Our Water Master/teacher also sprinkled us with some interesting factoids: Water entries are kept at room temperature as chilled water can mask its real taste; glass is the optimal container to store water (plastic can seep into the water and affect its taste and, dishearteningly, some of the water submissions are bottled in plastic); and Europeans tend to like mineralized water with an after-taste, while Americans tend to like it clean. Incidentally, Von Wiesenberger’s favorite water is Badoit, a naturally occurring sparkling water from a small town in France’s Loire Valley.

Von Wiesenberger giddily tells me the water “dances in your mouth.”

The seminar was informative but brief, and I didn’t feel much confidence in my qualifications. We started with a trial run, to get our mouths wet, so to speak, and sampled three waters. I found each to be quite distinctive – one clear and crisp, one bouncy and bubbly, the other, well, tap. I got cocky, assured that my discerning taste buds were fired up and up to task. A friendly reminder came from the event’s organizer, Jill Klein Rone, who told us that we had the most important job during the competition; an award here comes with major bragging rights and can provide a major boost for both established and fledgling companies.

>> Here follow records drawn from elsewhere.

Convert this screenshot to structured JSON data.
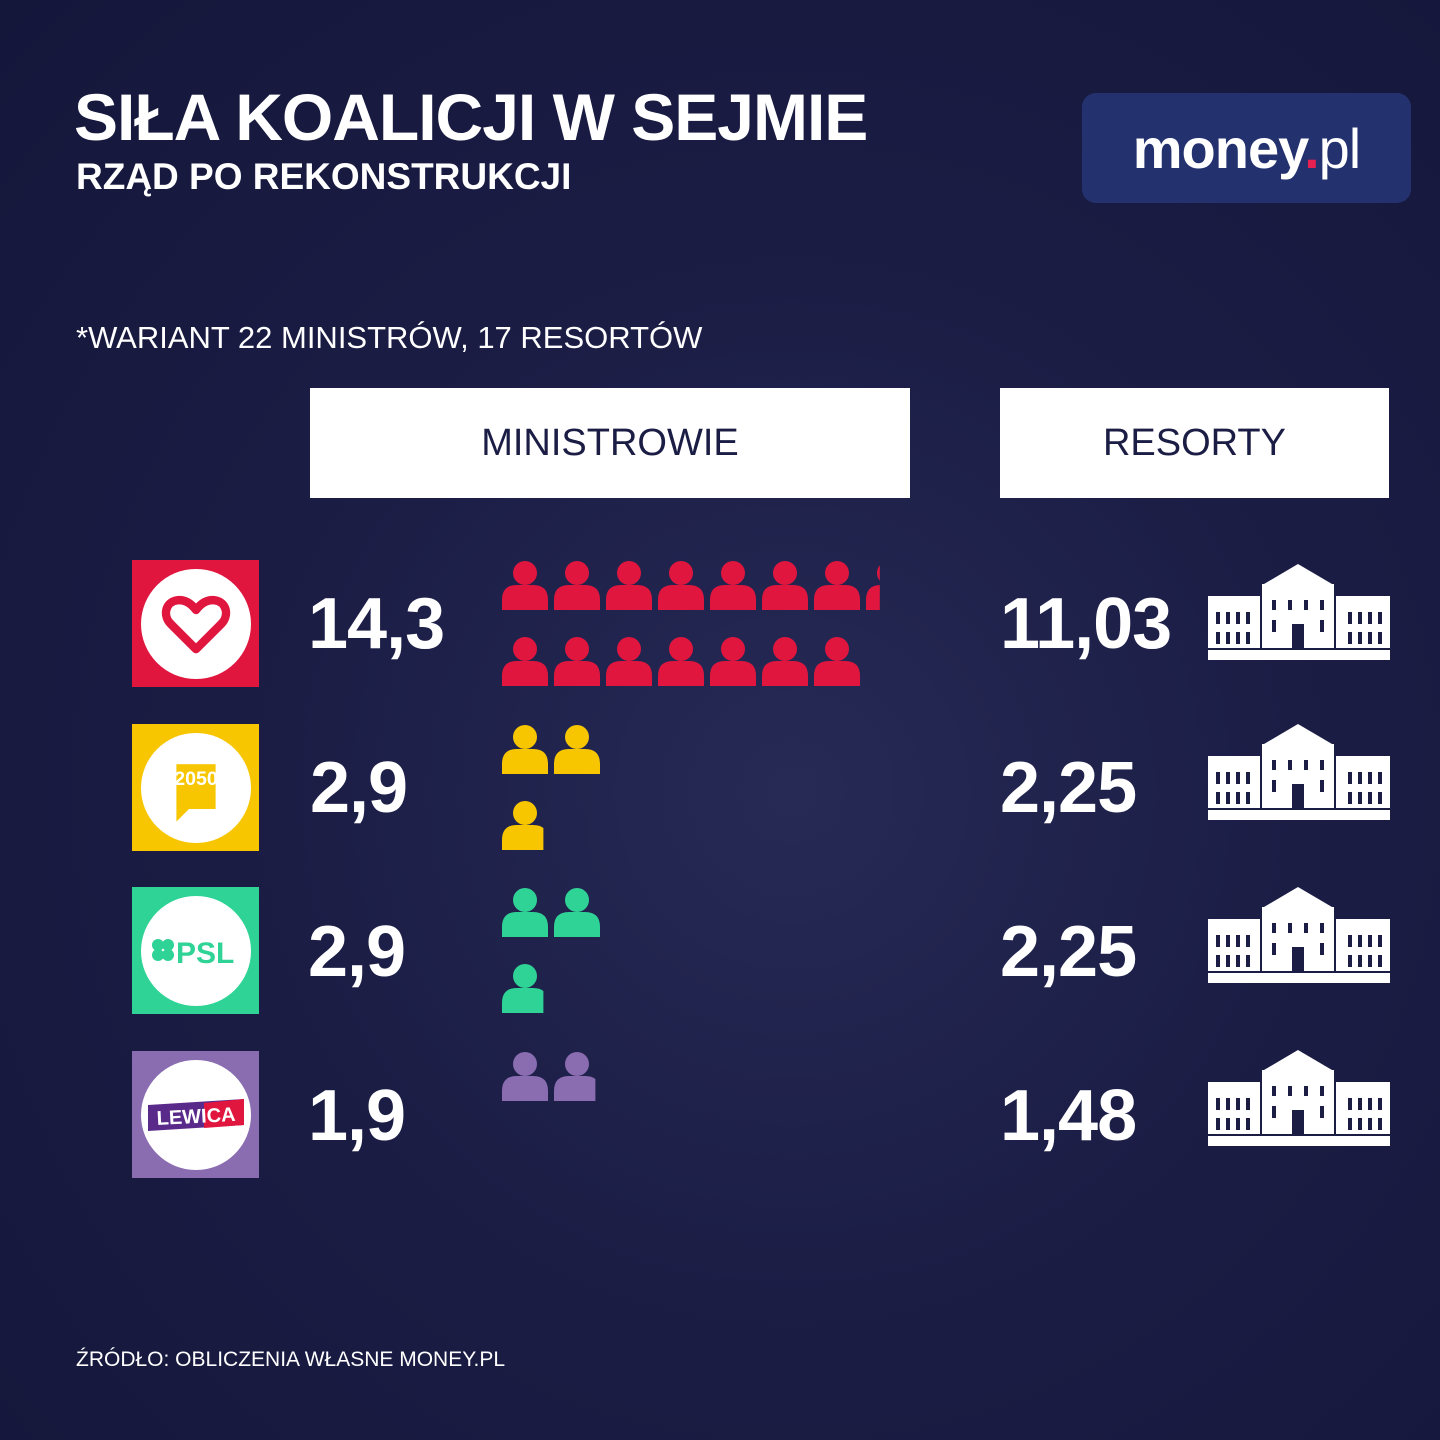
{
  "header": {
    "title": "SIŁA KOALICJI W SEJMIE",
    "subtitle": "RZĄD PO REKONSTRUKCJI"
  },
  "brand": {
    "logo_text_main": "money",
    "logo_text_dot": ".",
    "logo_text_tld": "pl",
    "accent": "#e52152",
    "box_color": "#23326f"
  },
  "note": "*WARIANT 22 MINISTRÓW, 17 RESORTÓW",
  "columns": {
    "ministers": "MINISTROWIE",
    "departments": "RESORTY"
  },
  "parties": [
    {
      "logo_icon": "heart-icon",
      "color": "#e0163f",
      "ministers_label": "14,3",
      "departments_label": "11,03"
    },
    {
      "logo_icon": "polska-2050-icon",
      "logo_text": "2050",
      "color": "#f7c600",
      "ministers_label": "2,9",
      "departments_label": "2,25"
    },
    {
      "logo_icon": "clover-icon",
      "logo_text": "PSL",
      "color": "#2fd396",
      "ministers_label": "2,9",
      "departments_label": "2,25"
    },
    {
      "logo_icon": "lewica-icon",
      "logo_text": "LEWICA",
      "color": "#8a6cb0",
      "ministers_label": "1,9",
      "departments_label": "1,48"
    }
  ],
  "chart_data": {
    "type": "pictogram",
    "title": "SIŁA KOALICJI W SEJMIE",
    "subtitle": "RZĄD PO REKONSTRUKCJI",
    "categories": [
      "KO",
      "Polska 2050",
      "PSL",
      "Lewica"
    ],
    "series": [
      {
        "name": "MINISTROWIE",
        "values": [
          14.3,
          2.9,
          2.9,
          1.9
        ]
      },
      {
        "name": "RESORTY",
        "values": [
          11.03,
          2.25,
          2.25,
          1.48
        ]
      }
    ],
    "colors": [
      "#e0163f",
      "#f7c600",
      "#2fd396",
      "#8a6cb0"
    ]
  },
  "source": "ŹRÓDŁO: OBLICZENIA WŁASNE MONEY.PL"
}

Then, over the next several hours (with plenty of bathroom breaks in between), we judged four flights of about 20 water samples each, for a total of about 80 waters altogether. The first round consisted of municipal (tap) water and purified drinking water; the second round of sparkling and non-carbonated water. We judged each sample on an overall point scale of 1-14 based on the various criteria discussed earlier. We were encouraged to nibble on Carr’s Table Water Crackers to help clear our palate and stimulate our taste buds.

For the municipal water and sparkling water categories, I could detect aftertastes, aromas and textures, and my scores swung erratically. The purified drinking water and non-carbonated categories were significantly tougher; I found the majority were crisp and clean and quite similar. I wondered how much more training I needed to get to the point I could taste subtle differences.

The results were tabulated and it turns out, us judges were pretty consistent in our choices. Top honors went to Santa Ana, CA for Best Municipal Water; Eldorado Natural Spring Water in Colorado for Best Non-carbonated Water; New Zealand’s Otakiri Reserve for Best Sparking Water; and St. Kitts & Nevis’ Mountain Springs for Best Purified Drinking Water.

Members of the public “rush” to grab as many water bottle samples at the end of the competition. (Photo by Happy Rone)

The most eye-opening part was the “Water Rush” where the public had the opportunity to grab as many water bottles of the samples entered into the competition as they could. I sat next to a couple who made the five-hour drive from Brooklyn, NY, – Peter and Cynthia Lloyd – who are quite famous at the Water Tasting. They’ve been coming every year and thirstily scooped up dozens of water bottles with impressive deft. It’s not an easy feat given the dozens of people who rush like a Black Friday sale. A display that took hours to set up is gone in 10 minutes.

The entire experience left me with a few sample bottles and a bit water-logged, but grateful for the experience. A water master I will never be, but for one day, I got a taste of this unique water world and its culture. And, the credentials to characterize a water sample as “a wet Band-Aid.”

The next annual Berkeley Springs International Water Tasting will take place on February 22, 2025.